Numerical Study on Wave Run-up of a Circular Cylinder with Various Diffraction Parameters and Body Drafts

• Main Authors: Ho-Jin Jeong, Weoncheol Koo, Sung-Jae Kim
• Format: Article
• Language: English
• Published: The Korean Society of Ocean Engineers 2020-08-01
• Series: 한국해양공학회지
• Subjects: wave run-up; numerical wave tank; circular cylinder; diffraction parameter
• Online Access: https://www.joet.org/journal/view.php?doi=10.26748/KSOE.2020.026
• ISSN: 1225-0767; 2287-6715

Wave run-up is an important phenomenon that should be considered in ocean structure design. In this study, the wave run-up of a surface-piercing circular cylinder was calculated in the time domain using the three-dimensional linear and fully nonlinear numerical wave tank (NWT) techniques. The NWT was based on the boundary element method and the mixed Eulerian and Lagrangian method. Stokes second-order waves were applied to evaluate the effect of the nonlinear waves on wave run-up, and an artificial damping zone was adopted to reduce the amount of reflected and re-reflected waves from the sidewall of the NWT. Parametric studies were conducted to determine the effect of wavelength, wave steepness, and the draft of the cylinder on the wave run-up of the cylinder.
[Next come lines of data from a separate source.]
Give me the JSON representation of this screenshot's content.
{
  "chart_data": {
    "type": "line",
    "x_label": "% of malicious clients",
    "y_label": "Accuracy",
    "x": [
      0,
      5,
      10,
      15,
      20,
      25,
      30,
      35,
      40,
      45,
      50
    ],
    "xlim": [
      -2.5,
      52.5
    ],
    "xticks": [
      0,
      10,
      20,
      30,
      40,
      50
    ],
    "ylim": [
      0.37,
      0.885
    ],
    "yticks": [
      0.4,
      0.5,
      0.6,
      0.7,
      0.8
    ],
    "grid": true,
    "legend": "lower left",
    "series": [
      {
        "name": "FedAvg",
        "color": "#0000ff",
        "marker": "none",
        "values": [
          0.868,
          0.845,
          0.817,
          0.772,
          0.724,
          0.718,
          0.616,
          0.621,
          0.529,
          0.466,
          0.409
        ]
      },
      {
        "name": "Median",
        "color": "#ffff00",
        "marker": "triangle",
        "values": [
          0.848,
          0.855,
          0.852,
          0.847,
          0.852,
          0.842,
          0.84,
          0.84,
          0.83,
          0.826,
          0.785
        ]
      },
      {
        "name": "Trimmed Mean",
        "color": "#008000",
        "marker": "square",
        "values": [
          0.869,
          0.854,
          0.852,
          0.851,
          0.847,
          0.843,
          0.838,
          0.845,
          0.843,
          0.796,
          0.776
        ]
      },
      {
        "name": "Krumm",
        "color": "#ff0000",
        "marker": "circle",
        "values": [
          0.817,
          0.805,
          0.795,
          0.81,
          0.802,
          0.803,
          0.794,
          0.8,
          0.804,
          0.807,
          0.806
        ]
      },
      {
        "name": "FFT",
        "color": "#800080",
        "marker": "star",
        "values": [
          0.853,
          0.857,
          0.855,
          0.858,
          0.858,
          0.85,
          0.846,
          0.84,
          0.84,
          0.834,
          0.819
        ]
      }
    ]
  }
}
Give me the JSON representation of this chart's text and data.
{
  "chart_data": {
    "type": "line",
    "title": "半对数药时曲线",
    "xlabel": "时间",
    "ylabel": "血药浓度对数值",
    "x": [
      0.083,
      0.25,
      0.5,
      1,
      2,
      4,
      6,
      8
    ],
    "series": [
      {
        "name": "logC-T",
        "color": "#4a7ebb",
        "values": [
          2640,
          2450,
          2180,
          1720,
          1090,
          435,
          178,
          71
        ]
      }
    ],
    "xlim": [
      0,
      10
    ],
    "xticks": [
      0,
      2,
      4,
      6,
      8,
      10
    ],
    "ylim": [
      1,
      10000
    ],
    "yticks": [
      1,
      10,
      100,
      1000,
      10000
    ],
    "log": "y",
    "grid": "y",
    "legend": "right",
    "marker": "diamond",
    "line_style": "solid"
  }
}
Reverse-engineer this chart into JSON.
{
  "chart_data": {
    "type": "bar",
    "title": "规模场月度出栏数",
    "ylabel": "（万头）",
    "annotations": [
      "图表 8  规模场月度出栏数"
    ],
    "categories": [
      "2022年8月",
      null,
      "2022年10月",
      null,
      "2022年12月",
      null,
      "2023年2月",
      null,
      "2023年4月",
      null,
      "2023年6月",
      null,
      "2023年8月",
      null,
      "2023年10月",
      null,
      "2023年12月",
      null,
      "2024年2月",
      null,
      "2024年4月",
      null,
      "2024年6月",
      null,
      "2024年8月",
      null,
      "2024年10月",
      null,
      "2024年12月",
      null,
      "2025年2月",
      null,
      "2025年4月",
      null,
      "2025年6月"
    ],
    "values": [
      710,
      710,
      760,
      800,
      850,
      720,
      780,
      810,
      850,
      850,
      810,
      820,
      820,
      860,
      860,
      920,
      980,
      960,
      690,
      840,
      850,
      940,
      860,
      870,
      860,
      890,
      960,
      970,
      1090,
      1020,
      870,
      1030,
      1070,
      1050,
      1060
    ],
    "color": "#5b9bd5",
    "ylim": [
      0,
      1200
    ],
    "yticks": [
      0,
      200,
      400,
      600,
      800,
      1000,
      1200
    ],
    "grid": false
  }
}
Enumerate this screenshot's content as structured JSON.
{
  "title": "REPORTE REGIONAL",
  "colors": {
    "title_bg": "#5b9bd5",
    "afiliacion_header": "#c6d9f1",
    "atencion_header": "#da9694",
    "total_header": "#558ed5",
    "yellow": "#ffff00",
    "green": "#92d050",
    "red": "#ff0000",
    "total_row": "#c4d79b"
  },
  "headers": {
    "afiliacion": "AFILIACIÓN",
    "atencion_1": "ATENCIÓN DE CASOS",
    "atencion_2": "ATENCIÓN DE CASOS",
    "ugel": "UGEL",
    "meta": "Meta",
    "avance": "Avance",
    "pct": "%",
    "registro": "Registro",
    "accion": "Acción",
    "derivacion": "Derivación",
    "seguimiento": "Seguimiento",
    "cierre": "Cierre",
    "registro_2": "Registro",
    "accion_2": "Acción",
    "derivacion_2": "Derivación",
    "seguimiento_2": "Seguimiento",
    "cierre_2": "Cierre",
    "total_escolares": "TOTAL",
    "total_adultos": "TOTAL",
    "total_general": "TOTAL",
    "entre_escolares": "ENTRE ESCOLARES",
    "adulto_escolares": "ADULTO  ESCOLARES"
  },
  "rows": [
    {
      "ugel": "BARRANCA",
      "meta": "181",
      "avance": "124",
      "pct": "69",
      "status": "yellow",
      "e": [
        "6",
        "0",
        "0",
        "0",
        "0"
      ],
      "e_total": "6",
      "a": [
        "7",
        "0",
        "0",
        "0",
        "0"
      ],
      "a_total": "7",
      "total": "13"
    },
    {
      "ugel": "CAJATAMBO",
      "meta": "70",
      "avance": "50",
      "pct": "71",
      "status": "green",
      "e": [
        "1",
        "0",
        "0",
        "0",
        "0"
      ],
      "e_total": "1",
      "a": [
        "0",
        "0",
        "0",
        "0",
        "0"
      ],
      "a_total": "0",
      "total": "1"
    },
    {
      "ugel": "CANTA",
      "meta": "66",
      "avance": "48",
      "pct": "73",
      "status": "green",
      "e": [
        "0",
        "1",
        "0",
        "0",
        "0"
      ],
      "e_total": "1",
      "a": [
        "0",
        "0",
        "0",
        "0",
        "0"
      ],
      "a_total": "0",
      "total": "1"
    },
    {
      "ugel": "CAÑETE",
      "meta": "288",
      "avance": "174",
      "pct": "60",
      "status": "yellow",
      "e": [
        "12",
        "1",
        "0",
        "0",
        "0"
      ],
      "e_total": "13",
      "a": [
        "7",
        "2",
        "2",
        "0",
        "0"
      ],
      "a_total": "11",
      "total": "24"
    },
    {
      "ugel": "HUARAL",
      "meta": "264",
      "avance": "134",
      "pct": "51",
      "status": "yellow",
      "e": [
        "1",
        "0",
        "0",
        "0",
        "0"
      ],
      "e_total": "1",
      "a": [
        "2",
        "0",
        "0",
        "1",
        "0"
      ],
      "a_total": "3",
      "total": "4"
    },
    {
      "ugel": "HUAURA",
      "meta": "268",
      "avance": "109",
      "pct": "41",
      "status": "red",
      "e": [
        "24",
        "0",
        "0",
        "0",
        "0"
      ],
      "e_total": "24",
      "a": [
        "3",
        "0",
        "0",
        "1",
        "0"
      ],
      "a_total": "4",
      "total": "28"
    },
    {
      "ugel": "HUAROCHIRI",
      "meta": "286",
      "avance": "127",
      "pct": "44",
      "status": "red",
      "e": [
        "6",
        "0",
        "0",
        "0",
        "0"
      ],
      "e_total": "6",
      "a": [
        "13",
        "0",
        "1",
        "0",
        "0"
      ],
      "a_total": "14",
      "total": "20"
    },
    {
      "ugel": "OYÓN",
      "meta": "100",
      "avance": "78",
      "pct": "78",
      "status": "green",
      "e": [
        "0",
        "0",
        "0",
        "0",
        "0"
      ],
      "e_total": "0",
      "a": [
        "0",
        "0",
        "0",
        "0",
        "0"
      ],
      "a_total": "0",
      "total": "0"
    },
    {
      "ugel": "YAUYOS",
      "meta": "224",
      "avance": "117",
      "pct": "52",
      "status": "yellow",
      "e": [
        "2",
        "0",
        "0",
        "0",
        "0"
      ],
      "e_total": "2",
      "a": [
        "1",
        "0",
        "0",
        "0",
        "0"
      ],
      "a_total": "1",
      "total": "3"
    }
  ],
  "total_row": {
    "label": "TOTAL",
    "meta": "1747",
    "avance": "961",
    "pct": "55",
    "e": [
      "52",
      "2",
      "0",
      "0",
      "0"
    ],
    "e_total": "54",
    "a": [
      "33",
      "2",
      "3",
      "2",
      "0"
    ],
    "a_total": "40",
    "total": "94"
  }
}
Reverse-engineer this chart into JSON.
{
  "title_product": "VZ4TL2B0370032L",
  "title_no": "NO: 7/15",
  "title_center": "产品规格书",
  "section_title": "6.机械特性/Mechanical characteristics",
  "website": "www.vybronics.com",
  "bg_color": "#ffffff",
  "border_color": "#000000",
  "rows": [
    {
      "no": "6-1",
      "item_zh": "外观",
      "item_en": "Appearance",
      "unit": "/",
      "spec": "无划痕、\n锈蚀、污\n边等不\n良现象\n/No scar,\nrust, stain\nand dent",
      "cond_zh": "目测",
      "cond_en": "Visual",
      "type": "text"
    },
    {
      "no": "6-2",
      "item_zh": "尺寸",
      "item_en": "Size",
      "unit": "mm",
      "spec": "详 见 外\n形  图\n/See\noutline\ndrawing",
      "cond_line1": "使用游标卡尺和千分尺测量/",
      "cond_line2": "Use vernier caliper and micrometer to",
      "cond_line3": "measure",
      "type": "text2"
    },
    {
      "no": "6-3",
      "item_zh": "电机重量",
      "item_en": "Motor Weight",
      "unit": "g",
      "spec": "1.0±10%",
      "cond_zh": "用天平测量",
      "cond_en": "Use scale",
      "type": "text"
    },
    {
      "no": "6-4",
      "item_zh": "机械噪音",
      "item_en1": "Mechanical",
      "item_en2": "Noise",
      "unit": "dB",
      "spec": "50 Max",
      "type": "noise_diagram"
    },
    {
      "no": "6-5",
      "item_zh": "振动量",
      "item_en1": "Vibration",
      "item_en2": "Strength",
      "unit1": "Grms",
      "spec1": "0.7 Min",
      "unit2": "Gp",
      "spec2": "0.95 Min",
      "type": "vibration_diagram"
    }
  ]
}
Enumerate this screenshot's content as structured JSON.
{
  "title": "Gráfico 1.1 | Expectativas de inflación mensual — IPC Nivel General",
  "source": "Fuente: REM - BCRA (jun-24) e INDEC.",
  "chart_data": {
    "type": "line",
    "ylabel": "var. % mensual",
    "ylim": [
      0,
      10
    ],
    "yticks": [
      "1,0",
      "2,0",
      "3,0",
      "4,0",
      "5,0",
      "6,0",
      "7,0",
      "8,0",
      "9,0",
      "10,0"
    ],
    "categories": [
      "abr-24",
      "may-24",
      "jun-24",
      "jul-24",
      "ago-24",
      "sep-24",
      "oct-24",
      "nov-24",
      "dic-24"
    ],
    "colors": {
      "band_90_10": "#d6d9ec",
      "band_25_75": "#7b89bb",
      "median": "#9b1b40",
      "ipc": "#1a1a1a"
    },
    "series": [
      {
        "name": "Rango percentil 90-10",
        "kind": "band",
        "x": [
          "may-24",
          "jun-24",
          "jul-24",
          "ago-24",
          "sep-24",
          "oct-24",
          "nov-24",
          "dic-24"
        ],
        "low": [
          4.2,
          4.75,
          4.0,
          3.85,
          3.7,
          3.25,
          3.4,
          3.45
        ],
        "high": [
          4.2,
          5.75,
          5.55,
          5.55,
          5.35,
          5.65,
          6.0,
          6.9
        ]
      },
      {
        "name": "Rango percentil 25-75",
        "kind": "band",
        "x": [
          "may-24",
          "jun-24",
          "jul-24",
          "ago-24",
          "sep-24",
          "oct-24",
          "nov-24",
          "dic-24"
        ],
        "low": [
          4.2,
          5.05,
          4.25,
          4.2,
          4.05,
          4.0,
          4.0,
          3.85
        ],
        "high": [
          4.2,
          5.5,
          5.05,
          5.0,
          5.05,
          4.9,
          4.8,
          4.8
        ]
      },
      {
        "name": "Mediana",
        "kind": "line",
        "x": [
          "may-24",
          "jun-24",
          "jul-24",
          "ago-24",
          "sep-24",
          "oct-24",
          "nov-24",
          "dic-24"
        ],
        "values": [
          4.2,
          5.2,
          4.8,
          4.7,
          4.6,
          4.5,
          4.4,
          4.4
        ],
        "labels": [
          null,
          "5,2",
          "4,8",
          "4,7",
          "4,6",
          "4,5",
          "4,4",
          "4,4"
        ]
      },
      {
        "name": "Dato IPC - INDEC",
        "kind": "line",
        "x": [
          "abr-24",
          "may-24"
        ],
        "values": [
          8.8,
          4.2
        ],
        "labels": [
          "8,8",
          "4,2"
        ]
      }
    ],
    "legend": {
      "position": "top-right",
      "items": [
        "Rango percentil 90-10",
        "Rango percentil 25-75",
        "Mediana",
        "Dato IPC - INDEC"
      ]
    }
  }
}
The maximum wave run-up value occurred at 0°, which was in front of the cylinder, and the minimum value occurred near the circumferential angle of 135°. As the diffraction parameter increased, the wave run-up increased up to 1.7 times the wave height. Furthermore, the wave run-up was 4% higher than the linear wave when the wave steepness was 1/35. In particular, the crest height of the wave run-up increased by 8%.